Weighing the quality of big data for SDG monitoring

Big data has raised big expectations among data users. Some users believe that real time data is readily available in large volumes, while official statistics are sparse and reported with a significant time lag. Against a backdrop of arguments about big data, some leaders of international development agencies see cooperation with big multinational companies engaged in information and digital technology as a much more effective and straightforward solution for SDG data collection.

Data production from national statistical institutes that produce official statistics using traditional survey methodology is indeed time-consuming, costly and burdensome. Additionally, the data flows from national sources to international users pass through a complex and often confusing structure of reporting mechanisms. However, even with these challenges and shortfalls with official statistics, we must still ask if big data is ready to offer real alternatives to official statistics. This question is of particular importance when we look at the issue of data quality.

I come from Nepal, a least developed country, where the number of Internet users is less than 20 per cent of the population. In India, our region's front runner in IT, only 30 per cent of the population uses the Internet. By contrast, in Austria, where I live and work, that figure is almost 85 per cent. Similar parallels could be presented in terms of the online registration of businesses, credit-card payments, Internet-shopping and other sources of big data applicable to industrial statistics. The amount of big data available in Austria is by no means comparable to that available in any least developed country. But Austria also has strong official statistics, which certainly influences whether or not big data sources should be used. The availability of big data on a wide scale generally occurs in countries with higher levels of capacity in official statistics (although no causal relationship is implied).) In many developing countries, limited access to and use of modern technology limits the scope and coverage of big data, and subsequently limits the statistical inference you can draw from it.

Applicability of big data is not the same across the fields of statistics capturing different SDG indicators. There are good practices of using big data in health, tourism, transportation and communications statistics. However, more than 90 per cent of big data is unstructured data that includes, text, images, audio-video clips, etc. Even after a highly sophisticated transformation, such data can yield few meaningful statistics. SDG monitoring requires highly disaggregated data to capture inequality and social inclusiveness in relation to a specific social stratum of a region or even a community. Thus, it would not be wise to generalize about the possibility of using big data for the monitoring of every development goal.

How good is the big data about which so much noise about their usefulness for SDG monitoring has been made? Let us assume that big data sources are much better in terms of timeliness and cost (although this is not yet proven to be true), but there are other attributes we are looking for in SDG data. In this context, I would emphasize the following:

  1. Accuracy -- First and foremost, we need to provide an accurate measure of the indicators to show the progress of nations towards achieving sustainable development. This requires accurate benchmark information for the reference year (2015) to measure change over time. There are many examples of estimating the growth from big data, but few for creating benchmark statistics.
  1. Coherence -- SDG indicators comprise a wide range of statistics that serve the single purpose of measuring sustainable development. We have to ensure that data compiled from different sources are not contradicting each other. For example, the sex ratio calculated from Facebook or other social media network user data cannot be accepted if it contradicts the estimates of a national demographic survey.
  1. Comparability -- Data obtained with internationally recognized statistical standards and methodological recommendations are conceptually compatible. Big data is in itself not compatible with any standard. Huge efforts are required to transform big data to meet the requirements of international comparability, which, in turn, would diminish the advantages big data may have of timeliness and cost effectiveness.
  1. Accountability -- Monitoring the SDGs is a nationally owned process and national statistics offices are accountable for the SDG data that they report. If an international agency derives information based on data from foreign-owned company-- irrespective of the level of technical sophistication used in data transformation — no national institution will accept responsibility for any misreported facts. Therefore, such data would not be fit for the purpose of SDG monitoring.

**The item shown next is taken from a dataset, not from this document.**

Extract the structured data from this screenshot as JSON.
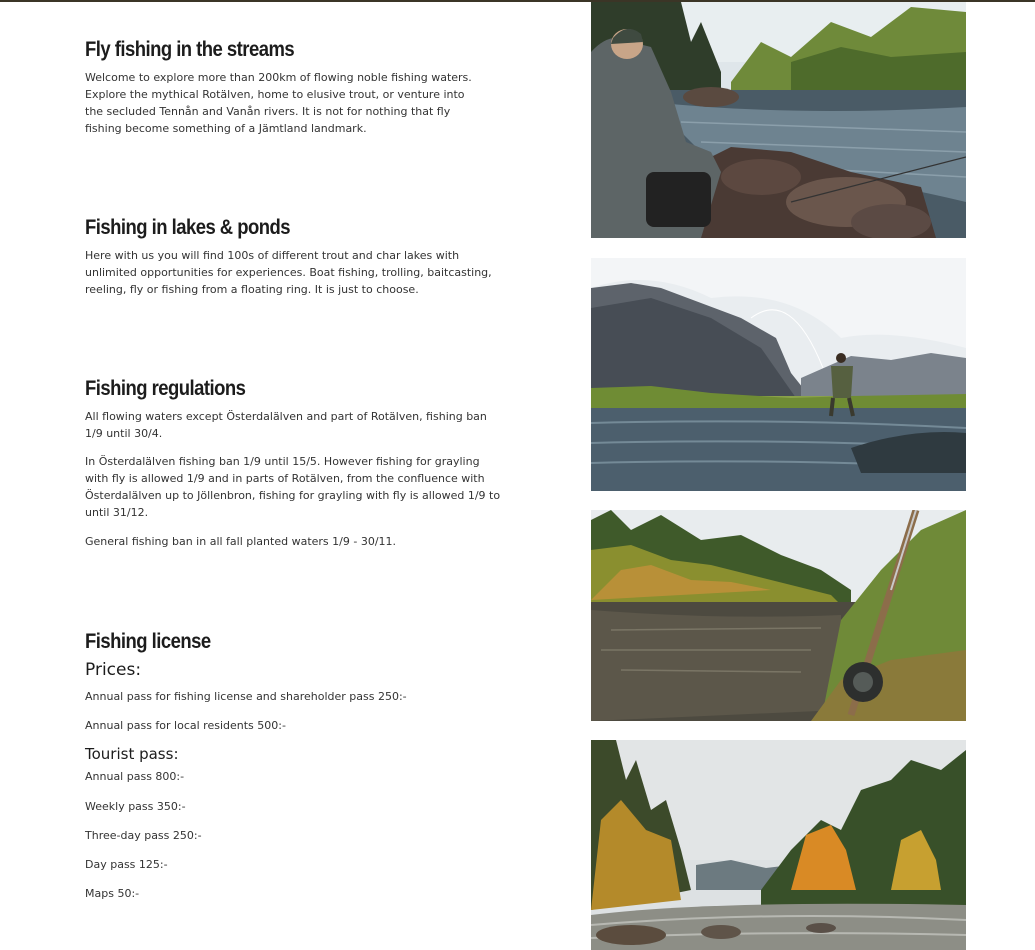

I strongly believe that we should embrace the opportunities offered by big data and make the best use of it, and I am looking forward to the many sessions and discussions that will take place at the UN World Data Forum 2018 on how to integrate big data into official statistics. In fact, we are already using big data as a complementary source in different fields. However, it would be premature to suggest that big data has already emerged as a better solution to meet the entire data requirements for SDG monitoring. I prefer to take a realistic approach.

Shyam Upadhyaya, is Chief Statistician for UNIDO. He started his career with the Central Bureau of Statistics of Nepal, and has worked as an international consultant on capacity building projects for NSOs. He was actively involved in the work of the IAEG-SDG in preparing the SDG indicator framework.